A test could be “time to 1000 readable tokens”, but that doesn’t answer any need.

4 Likes

so looks like we are aligned. great job!

1 Like

gpt-5 reasoning medium
time 2m45s

gpt-5 reasoning low
time 1m53s

gpt-5 reasoning minimal
time 1m56s

gpt-4.1
time 32sec

Prompts was with ~20k tokens

4 Likes

Definitely.

The same prompt that takes 2-3 seconds with gpt-4.1 takes around 30-70 seconds in gpt-5. This is not usable in a production level application.

See the following Trace log, the user prompt was just “Hello”.

3 Likes

Oh! My bad. I was only looking at small prompts. Yes that’s not good at all!

I think you will find it’s acceptable with small jobs.

No that’s just weird. I cannot repro or explain that.

There is also a system prompt around 5k tokens apart from “Hello”.

Which API do you use? This may be related to Responses API. I experienced many problems before that seem like model related but it was actually Responses API.

2 Likes

Chat Completions!

Bingo :bullseye:

2 Likes

Can you repro this issue with another reasoning model with Responses?

Make very sure you are using the special format for reasoning level in Responses btw, which differs to Completions. (links in earlier post)

This does smell like too many cycles going on inside the run, possibly because the specified reasoning level is being ignore?

I am getting the same behavior. Simple tasks in agents api with 3-4k tokens are taking 70 seconds

edit: I think I may have found part of the problem. even with verbosity and reasoning at their lowest settings, gpt 5 has a tendency to write a LOT more tokens than 4.1.

If you specify the length of the output, it equalizes somewhat.

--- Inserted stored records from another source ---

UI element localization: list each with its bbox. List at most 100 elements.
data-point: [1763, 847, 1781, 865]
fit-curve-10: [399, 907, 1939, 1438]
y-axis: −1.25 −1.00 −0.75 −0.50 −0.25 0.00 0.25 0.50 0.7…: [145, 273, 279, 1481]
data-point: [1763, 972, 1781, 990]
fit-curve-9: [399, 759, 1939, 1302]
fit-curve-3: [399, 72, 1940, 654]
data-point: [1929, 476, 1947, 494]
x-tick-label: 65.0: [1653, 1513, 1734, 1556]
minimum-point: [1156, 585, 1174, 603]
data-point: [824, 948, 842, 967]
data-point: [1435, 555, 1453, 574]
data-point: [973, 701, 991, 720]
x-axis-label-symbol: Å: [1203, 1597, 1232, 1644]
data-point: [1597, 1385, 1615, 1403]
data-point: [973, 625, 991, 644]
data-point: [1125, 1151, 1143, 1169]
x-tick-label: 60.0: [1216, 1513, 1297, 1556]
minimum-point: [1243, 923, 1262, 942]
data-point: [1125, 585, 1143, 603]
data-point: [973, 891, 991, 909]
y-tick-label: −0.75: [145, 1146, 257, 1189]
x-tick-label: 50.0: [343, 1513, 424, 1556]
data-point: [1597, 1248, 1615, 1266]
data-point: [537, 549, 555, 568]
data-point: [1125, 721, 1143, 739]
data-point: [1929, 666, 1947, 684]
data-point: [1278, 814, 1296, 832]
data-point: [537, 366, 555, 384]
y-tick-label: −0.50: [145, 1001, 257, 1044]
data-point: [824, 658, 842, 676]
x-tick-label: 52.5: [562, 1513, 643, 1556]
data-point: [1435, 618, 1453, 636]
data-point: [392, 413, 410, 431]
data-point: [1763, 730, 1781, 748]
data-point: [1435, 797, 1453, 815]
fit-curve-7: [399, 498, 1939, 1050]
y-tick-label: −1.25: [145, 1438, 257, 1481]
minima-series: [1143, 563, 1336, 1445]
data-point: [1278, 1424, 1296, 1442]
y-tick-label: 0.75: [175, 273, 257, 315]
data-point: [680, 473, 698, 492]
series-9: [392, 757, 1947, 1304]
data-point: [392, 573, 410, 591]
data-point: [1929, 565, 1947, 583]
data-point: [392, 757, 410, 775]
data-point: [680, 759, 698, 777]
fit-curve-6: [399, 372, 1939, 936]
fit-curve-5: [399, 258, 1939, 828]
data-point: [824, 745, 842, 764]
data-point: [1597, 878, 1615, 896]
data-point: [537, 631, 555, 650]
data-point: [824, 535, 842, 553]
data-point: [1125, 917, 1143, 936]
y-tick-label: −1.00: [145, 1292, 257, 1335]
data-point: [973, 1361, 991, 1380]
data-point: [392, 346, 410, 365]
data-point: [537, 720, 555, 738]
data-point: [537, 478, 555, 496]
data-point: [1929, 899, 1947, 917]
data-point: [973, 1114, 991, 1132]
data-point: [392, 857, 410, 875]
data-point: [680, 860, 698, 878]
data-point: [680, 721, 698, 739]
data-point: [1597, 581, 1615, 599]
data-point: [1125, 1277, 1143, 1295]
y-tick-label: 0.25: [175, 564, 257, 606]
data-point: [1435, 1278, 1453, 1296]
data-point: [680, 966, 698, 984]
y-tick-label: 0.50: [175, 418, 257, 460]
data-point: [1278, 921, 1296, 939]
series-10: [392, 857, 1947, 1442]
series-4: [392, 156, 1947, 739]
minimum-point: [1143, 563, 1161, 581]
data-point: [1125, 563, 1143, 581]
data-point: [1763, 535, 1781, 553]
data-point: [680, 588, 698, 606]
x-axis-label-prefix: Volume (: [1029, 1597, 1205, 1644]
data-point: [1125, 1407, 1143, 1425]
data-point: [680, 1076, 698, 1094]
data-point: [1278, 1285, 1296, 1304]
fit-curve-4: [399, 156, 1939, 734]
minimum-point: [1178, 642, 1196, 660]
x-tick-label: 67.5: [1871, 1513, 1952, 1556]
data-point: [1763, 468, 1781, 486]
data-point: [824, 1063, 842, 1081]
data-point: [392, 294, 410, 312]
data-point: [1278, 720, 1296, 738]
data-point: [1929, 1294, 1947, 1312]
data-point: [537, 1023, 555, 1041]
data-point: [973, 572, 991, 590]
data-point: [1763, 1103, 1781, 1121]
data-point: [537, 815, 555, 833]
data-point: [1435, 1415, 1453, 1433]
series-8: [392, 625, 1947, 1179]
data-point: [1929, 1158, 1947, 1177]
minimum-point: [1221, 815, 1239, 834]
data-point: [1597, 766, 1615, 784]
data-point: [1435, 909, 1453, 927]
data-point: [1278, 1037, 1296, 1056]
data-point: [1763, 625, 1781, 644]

I’m still finding large structured outputs are significantly slower on gpt 5 though.

1 Like

It seems like it is related to Responses API because it is nothing to do with Agents SDK. Considering Responses API is very problematic, I’m almost sure.

Can you also post your problem with details here?

I experienced the same thing. Was very excited for a new model given the excellent work ive been able to do with prior models. Very disappointed in the mobile version. There isn’t the option to switch back and the answers are painfully slow leaving it rather unusable for any real work given the time length now it would take to get through one full conversation. I hope they see this feedback and address it.

2 Likes

We have been designing a very large portal with ChatGPT (previously 4o) for 3 months. With the new version 5, we can already say:
“ChatGPT 5 goes much deeper and is far better in the code it delivers.” I was really praying for it.

BUT
After yesterday’s promising presentation, we are all shocked by the slow response times. Every programming-related requests now takes between 60–120 seconds.
A real disaster! And we are very disappointed.

Furthermore, the “computer use” function is not available. Which is also very disappointing.

Markus
Project: https://www.Experts4Germany.com

5 Likes

agree. Response times are a desaster…

1 Like

This is absolutely terrible - in a fresh thread using the 5 Pro model a simple ping to 1m 19s to generate pong - I mean come on. If openai wants me to keep shelling out my $200 shekels a month - they need to do better.